Weissmuller is okay as Jungle Jim, Trudy Marshall turns in a neat performance as his aide. Stevens is sufficiently villainous as head of the gang. Others are adequate in lesser roles. Katzman has done well by the budget on production, William Berke sustains suspenseful pace in direction of Carroll Young's compact script, which was sharply edited by Henry Batista. Ira S. Morgan's cameraing is also an asset.
Variety ( a second review)
Latest in Columbia's "Jungle Jim" series just misses as first rate supporting fare. Fact that audience is let in on mystery of the gorilla's mark almost from the beginning, takes away a great portion of interest in film. Still, name of Johnny Weissmuller enacting cartoon strip character will serve as a good incentive for the ticket buyers.

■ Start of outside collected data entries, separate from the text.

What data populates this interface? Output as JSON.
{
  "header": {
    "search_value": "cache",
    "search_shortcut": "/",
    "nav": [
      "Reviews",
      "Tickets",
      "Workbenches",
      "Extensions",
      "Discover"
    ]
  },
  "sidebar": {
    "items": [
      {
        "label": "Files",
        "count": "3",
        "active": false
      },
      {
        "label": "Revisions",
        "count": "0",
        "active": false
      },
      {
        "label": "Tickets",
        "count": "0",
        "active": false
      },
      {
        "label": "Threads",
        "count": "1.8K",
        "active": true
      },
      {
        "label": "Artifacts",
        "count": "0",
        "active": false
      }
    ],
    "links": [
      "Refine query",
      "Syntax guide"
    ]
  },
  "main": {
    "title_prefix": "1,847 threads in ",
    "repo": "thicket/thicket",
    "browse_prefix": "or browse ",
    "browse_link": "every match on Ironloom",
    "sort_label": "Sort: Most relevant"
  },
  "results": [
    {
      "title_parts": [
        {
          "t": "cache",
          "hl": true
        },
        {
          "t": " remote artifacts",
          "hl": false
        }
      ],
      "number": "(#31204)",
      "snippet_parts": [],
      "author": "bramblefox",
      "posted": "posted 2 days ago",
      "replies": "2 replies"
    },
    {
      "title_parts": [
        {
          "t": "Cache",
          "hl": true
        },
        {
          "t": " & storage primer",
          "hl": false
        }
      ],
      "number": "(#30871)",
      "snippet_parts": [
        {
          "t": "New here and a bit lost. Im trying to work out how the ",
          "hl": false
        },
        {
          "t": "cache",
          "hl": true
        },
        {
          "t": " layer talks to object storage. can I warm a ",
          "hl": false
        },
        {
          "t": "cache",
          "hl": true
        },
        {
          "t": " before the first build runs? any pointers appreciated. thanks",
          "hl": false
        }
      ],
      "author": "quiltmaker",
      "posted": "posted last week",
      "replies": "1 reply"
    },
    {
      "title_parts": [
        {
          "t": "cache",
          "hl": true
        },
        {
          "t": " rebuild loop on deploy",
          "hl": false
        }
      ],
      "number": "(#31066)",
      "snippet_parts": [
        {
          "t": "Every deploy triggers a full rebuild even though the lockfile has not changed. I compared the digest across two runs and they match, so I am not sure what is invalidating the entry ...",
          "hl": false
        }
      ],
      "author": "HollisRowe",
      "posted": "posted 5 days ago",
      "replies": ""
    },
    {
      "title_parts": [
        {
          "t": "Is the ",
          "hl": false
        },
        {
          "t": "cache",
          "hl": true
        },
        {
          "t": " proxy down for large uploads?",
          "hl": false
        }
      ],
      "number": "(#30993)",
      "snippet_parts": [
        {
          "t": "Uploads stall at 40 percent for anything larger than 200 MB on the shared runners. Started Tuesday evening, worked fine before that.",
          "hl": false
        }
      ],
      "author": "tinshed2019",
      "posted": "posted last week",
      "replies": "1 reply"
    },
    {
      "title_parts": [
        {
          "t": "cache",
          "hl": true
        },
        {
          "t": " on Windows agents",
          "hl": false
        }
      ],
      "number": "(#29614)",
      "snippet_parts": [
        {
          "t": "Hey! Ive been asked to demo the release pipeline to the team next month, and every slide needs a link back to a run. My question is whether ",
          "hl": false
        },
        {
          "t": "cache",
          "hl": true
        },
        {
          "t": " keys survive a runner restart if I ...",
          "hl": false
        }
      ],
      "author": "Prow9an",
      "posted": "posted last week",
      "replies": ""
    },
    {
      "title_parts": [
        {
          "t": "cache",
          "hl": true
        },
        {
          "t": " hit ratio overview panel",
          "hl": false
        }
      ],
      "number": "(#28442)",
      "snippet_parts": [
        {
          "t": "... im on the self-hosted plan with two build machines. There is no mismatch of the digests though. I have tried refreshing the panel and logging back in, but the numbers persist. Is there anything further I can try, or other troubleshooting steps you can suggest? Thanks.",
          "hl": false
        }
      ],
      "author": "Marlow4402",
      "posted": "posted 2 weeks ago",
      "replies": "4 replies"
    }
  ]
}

Screenplay is at fault here. Film is almost a comedy at times, since actions of Mr. Jim seem a little stupid as audience knows so well what is going on — and what will happen next. Dialogue for leads and supporting players is trite.
Into the 68 minutes have been crammed fights between Weissmuller and lion; Weissmuller and a tiger [sic]; a lion and tiger fight. Also spliced in are some mighty fine shots of African wild life.
Yarn spins the ancient tale of a search for hidden treasure in Africa. It's modernized this time. though, for loot was put away by the Nazis. A bunch of bad characters are trying to locate the gold, scaring natives and members of nearby government game camp away by masquerading as gorillas. Jungle Jim isn't one to be fooled, so easily, With the help of the niece of the game warden (killed when he got too suspicious) it isn't very long before all the crooks are rounded up.
Leads are played in okay fashion by Johnny Weissmuller, Trudy Marshall, Suzanne Dalbert and Onslow Stevens. Holmes Herbert Intro
Sam Katzman produced, with William Berke credited as director.